Addressing Liberians in the US, she said that the importance of the “expansion of the TRC process to include Liberians in the Diaspora cannot be overemphasized, considering the pivotal role of Liberians, particularly in the United States, in the body politic of Liberia. Liberians abroad stuck with their homeland through thick and thin assuming various roles at different times in our national history especially in the peace process. The Truth and Reconciliation Commission recognizes the importance of the Diaspora community and is determined to give it a voice in this all important national process.”

Meanwhile, Commissioner Pearl Brown Bull on a private visit to the States, met 200 members of the group ‘Liberia First’ and members of the People’s Christian Church in Durham, North Carolina. The pastor of the church, Reverend Cecilia Towah, introduced the Commissioner and asked the faithful and Liberians everywhere to pray for the work of the TRC and to participate in the process.

Commissioner Bull talked to them about the TRC mandate and the process in Liberia, encouraging the audience to give their statements. “You may not have waged the war but you can contribute to the peace,”she said.

The Minnesota Advocates for Human Rights, a pro bono group of lawyers that represents the TRC in the US and supports its work by providing voluntary services, material resources and the funds for the diaspora programme in the US. The group has started taking statements in Minnesota and will extend the programme to other states shortly.

Liberians in US Tell of Civil War Atrocities
Voice of America
by Deborah Block
March 20, 2007

In the West African country of Liberia, thousands of people are telling their stories about human rights abuses that took place in the country, especially during the 14-year civil war.  Their comments will become part of a report by the Liberian Truth and Reconciliation Commission.  The aim is to promote healing in Liberia.  A large Liberian community in the U.S. midwest city of Minneapolis, Minnesota is also providing testimony for the report.  VOA's Deborah Block has more.

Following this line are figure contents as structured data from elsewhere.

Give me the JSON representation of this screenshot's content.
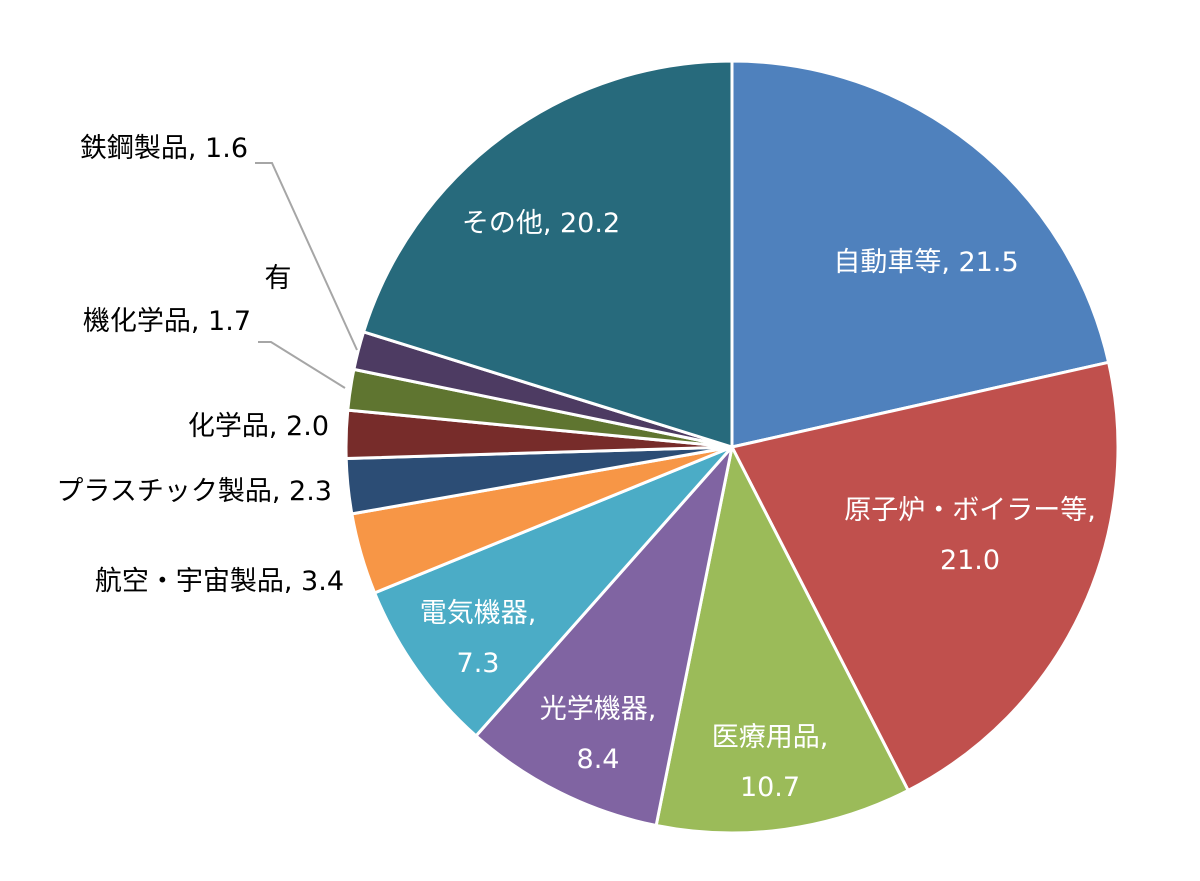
{
  "chart_data": {
    "type": "pie",
    "title": "",
    "slices": [
      {
        "label": "自動車等",
        "value": 21.5,
        "color": "#4f81bd",
        "label_color": "#ffffff",
        "lines": [
          "自動車等, 21.5"
        ]
      },
      {
        "label": "原子炉・ボイラー等",
        "value": 21.0,
        "color": "#c0504d",
        "label_color": "#ffffff",
        "lines": [
          "原子炉・ボイラー等,",
          "21.0"
        ]
      },
      {
        "label": "医療用品",
        "value": 10.7,
        "color": "#9bbb59",
        "label_color": "#ffffff",
        "lines": [
          "医療用品,",
          "10.7"
        ]
      },
      {
        "label": "光学機器",
        "value": 8.4,
        "color": "#8064a2",
        "label_color": "#ffffff",
        "lines": [
          "光学機器,",
          "8.4"
        ]
      },
      {
        "label": "電気機器",
        "value": 7.3,
        "color": "#4bacc6",
        "label_color": "#ffffff",
        "lines": [
          "電気機器,",
          "7.3"
        ]
      },
      {
        "label": "航空・宇宙製品",
        "value": 3.4,
        "color": "#f79646",
        "label_color": "#000000",
        "lines": [
          "航空・宇宙製品, 3.4"
        ]
      },
      {
        "label": "プラスチック製品",
        "value": 2.3,
        "color": "#2c4d75",
        "label_color": "#000000",
        "lines": [
          "プラスチック製品, 2.3"
        ]
      },
      {
        "label": "化学品",
        "value": 2.0,
        "color": "#772c2a",
        "label_color": "#000000",
        "lines": [
          "化学品, 2.0"
        ]
      },
      {
        "label": "有機化学品",
        "value": 1.7,
        "color": "#5f7530",
        "label_color": "#000000",
        "lines": [
          "機化学品, 1.7"
        ]
      },
      {
        "label": "鉄鋼製品",
        "value": 1.6,
        "color": "#4d3b62",
        "label_color": "#000000",
        "lines": [
          "鉄鋼製品, 1.6"
        ]
      },
      {
        "label": "その他",
        "value": 20.2,
        "color": "#276a7c",
        "label_color": "#ffffff",
        "lines": [
          "その他, 20.2"
        ]
      }
    ],
    "extra_text": "有"
  }
}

A recent event in Minneapolis encouraged Liberians to come forward to document atrocities during their country's years of civil war and conflict between 1989 and 2003.

The conflict began when rebel leader Charles Taylor tried to overthrow Samuel Doe, who had taken over the country in a military coup.  Various rebel factions also battled each other.  It is estimated that the violence left at least 200,000 people dead and displaced a million more.

A private group, Minnesota Advocates for Human Rights, is coordinating the Liberian testimony in the United States. 

Director Robin Phillips says the views of Liberians who live in the U.S. are crucial. "A lot of the people who fled Liberia were victims of the atrocities there and if they don't include their statements then the record won't be complete."

Momolu Getaweh was the minister of information under Doe, who was assassinated in 1990.  He says he was astounded how Liberians turned against each other. "To see students kill their teachers.  It's very gruesome some of those things that we saw, that we witnessed."

After Doe's death, ECOWAS -- The Economic Community of West African states -- formed an interim government, but Taylor's rebels and other factions refused to recognize it.  Peace accords failed until Taylor agreed to another transitional government.  After major fighting ended in 1997, Liberia held democratic elections.  Taylor won the majority of the votes and became president.

During his six years as president, Taylor left Liberia bankrupt and in ruins.  Under intense international pressure, he resigned in 2003 and went into exile in Nigeria. 

Then in 2006, after being jailed in Sierra Leone, the United Nations sent him to The Hague, Netherlands for trial.  He faces charges of allegedly backing rebels in the Sierra Leone civil war.